İnsanların halen trans anlatılı The Matrix serisinden bahsetmesi beni mutlu ediyor. Bu filmlerin trans insanlar için ne kadar anlamlı olduğunu görmeyi ve trans insanların bana gelip “Bu filmler hayatımı kurtardı” demelerini seviyorum, çünkü özellikle bilimkurgu dünyasında dönüşüm deyince, bir dünya kurma ve imkânsız gibi görüneni mümkün hale getirme fikri akla geliyor, ki bu tamamen hayalgücünüze kalmış bir şey, sanırım serinin onlara bu kadar hitap etmesinin nedeni bu. Ayrıca yolculuklarında onlara bir yardım ipi atma sürecinin bir parçası olabildiğim için minnettarım.
(The Matrix‘teki trans alegorisini tartışan hayranlar konusundaki düşünceleriniz ne?)
Bunun açıkça konuşulur hale gelmesine seviniyorum, çünkü hani, asıl niyet de buydu, ama o zamanlar dünya kurumsal düzeyde henüz tam olarak hazır değildi, demek istediğim, şirketlerin dünyası buna hazır değildi. Şayet film yapıyorsanız ve bu halka açık bir sanat formuysa, bence evrene sunduğunuz her tür sanatta olduğu gibi bir salıverme süreci devreye giriyor, çünkü ürettiğiniz şey kamusal diyaloğa giriyor. Bunu seviyorum, yani insanlar olarak sanatla çizgisel olmayan bir tarzda meşgul olmamızı sağlayan bir evrim sürecinin olmasına, bu sayede bir şey hakkında her zaman yeni yollarla ve yeni bakış açılarıyla konuşmamız mümkün hale geliyor.
(Gelelim Switch’in orijinal versiyonuna)
Tamamen dönüşüm arzusuyla ilgili bir The Matrix düşüncemiz vardı ama bu düşünce henüz açılmamış olmanın verdiği gizli bir bakış açısından geliyordu. Böylece biz de gerçek dünyada bir erkek olan, ardından da The Matrix’te kadın olacak bir karaktere benzeyen Switch karakterini yarattık. Ve bildiğin gibi, ikisi de (gülüyor) kafamızdaki boşlukların olduğu yerdeydi.
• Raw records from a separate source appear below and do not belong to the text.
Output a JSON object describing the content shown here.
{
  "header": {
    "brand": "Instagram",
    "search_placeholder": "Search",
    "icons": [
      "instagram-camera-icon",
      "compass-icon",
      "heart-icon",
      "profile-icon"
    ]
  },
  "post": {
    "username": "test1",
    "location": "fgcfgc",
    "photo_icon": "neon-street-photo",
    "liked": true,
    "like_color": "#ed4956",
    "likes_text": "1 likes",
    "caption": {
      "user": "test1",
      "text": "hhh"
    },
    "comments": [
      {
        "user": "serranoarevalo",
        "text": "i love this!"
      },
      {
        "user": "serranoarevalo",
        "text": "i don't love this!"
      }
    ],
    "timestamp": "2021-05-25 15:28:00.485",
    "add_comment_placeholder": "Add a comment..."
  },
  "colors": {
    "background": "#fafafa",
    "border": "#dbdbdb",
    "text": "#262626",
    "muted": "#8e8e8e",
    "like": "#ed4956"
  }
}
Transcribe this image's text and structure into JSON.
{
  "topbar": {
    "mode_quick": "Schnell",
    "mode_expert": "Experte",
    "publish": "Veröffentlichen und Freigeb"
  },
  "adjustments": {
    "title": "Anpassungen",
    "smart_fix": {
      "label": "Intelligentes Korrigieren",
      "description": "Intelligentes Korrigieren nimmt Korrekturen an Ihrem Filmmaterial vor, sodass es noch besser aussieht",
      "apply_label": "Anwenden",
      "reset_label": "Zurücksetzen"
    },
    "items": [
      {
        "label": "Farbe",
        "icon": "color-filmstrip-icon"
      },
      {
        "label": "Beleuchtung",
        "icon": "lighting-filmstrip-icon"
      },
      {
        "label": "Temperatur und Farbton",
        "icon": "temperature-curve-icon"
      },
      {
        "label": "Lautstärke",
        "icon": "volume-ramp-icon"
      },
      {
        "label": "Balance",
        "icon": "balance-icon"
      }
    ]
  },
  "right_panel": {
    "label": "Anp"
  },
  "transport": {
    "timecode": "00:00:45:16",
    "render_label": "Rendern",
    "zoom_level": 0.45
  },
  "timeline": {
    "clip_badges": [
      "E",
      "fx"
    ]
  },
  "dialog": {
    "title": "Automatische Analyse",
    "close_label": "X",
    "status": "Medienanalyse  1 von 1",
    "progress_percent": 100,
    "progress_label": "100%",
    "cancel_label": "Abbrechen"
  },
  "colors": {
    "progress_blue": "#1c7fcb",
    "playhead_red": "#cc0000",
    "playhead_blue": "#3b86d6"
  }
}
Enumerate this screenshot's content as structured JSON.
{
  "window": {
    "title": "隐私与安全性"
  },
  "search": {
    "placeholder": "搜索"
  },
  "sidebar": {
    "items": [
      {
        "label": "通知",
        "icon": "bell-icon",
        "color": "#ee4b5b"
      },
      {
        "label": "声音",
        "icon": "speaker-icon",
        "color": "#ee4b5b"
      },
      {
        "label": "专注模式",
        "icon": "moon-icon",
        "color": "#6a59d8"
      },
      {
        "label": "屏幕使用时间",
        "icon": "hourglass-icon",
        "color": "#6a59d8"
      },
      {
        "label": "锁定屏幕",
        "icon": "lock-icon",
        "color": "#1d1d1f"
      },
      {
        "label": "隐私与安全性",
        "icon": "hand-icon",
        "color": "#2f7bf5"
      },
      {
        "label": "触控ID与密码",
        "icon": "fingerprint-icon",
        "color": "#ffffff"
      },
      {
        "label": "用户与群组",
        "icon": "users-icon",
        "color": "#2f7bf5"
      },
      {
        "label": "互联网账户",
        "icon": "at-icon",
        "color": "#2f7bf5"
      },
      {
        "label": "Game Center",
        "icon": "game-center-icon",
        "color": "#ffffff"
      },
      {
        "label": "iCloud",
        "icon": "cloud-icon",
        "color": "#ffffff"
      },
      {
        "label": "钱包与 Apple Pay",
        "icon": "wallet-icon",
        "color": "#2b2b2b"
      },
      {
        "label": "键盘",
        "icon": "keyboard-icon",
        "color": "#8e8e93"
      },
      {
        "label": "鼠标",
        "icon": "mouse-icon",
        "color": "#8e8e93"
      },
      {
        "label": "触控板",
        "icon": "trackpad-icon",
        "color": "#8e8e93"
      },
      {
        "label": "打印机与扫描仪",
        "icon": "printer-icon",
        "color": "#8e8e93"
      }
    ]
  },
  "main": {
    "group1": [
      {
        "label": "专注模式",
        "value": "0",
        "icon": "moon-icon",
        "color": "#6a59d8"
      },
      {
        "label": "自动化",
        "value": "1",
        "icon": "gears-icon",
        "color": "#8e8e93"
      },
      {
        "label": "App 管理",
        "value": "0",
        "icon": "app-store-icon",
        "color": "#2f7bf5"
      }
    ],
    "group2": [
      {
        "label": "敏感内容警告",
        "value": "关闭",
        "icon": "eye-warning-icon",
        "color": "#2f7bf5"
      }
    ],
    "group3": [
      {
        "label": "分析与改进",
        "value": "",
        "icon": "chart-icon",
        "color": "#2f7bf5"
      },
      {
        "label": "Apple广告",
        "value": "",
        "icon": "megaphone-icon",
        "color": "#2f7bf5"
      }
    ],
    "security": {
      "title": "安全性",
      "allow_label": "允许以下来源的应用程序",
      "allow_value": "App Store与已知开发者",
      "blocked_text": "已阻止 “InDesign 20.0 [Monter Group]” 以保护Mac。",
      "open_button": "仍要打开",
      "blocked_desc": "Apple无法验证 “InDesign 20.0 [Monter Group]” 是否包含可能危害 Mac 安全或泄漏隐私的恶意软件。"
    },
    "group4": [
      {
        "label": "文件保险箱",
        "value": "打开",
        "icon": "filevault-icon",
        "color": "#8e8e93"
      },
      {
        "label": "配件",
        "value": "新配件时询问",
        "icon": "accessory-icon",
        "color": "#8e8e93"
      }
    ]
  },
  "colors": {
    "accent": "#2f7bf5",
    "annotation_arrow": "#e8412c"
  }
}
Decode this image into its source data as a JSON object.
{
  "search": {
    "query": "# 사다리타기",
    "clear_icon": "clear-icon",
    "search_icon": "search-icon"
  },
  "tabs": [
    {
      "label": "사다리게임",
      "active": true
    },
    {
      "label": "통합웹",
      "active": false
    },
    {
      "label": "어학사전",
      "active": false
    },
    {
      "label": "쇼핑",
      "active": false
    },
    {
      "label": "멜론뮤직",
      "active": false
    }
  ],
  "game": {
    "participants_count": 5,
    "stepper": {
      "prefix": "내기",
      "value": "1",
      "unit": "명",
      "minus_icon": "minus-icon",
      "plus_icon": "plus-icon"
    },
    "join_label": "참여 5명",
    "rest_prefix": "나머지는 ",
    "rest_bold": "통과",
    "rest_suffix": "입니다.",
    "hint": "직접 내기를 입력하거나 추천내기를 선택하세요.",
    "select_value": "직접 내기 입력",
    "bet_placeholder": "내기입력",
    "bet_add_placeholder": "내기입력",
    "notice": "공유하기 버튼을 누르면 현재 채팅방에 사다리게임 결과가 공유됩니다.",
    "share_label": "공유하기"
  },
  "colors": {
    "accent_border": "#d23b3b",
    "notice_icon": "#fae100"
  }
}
(O dönem The Matrix’i yazıp yönetmenizde kimliğinizin bir payı oldu mu?)
Senaryoyu yazarken translığımın kafamın gerisinde nasıl işlediğini bilemiyorum ama yazdıklarımın hepsi bahsettiğim türden bir ateşten geldi. Çünkü The Matrix’te translar var, özellikle ben ve Lana için bu böyle. Birlikte senaryoyu yazarken kelimelerin olmadığı bu alanda var oluyorduk, yani bir hayal dünyasında yaşıyorduk. Bilim kurgu ve fanteziye yönelmemin, “Dungeons & Dragons” oyununu oynamamın nedeni bu. Bizim için her şey dünyalar yaratmakla ilgiliydi ve bunun bizi yönetmenler olarak özgürleştirdiğini düşünüyorum, çünkü o zamanlar ekranda her zaman görmediğiniz şeyleri, hatta olabildiğince fazla tür içinde nasıl var olabileceğimizi hayal edebiliyorduk. Yapmaktan gerçekten zevk aldığımız şeylerden biri de kung fu, anime ve western hissi veren sahneler elde ettiğimiz bir çeşit tür-bükücülüktü. Hem sonra, Ned Beatty’nin Network filminde dünyanın değişmez kuralı hakkında nutuk çektiği o sahneyi oldum olası sevmiştik ve dünyanın kuralı denen şeyi daima şirket hiyerarşisine dayalı bu derebeylik yapısı belirlemişti. Sanırım biz de bu nedenle translığımızda ve kuirliğimizde her zaman mümkün olduğunca çok şeyi kapsamaya çalıştık. Bizimkisi, hayal gücünün çok daha geniş ve sonsuz kapsamı içinde bir görselleştirme çabası gibi.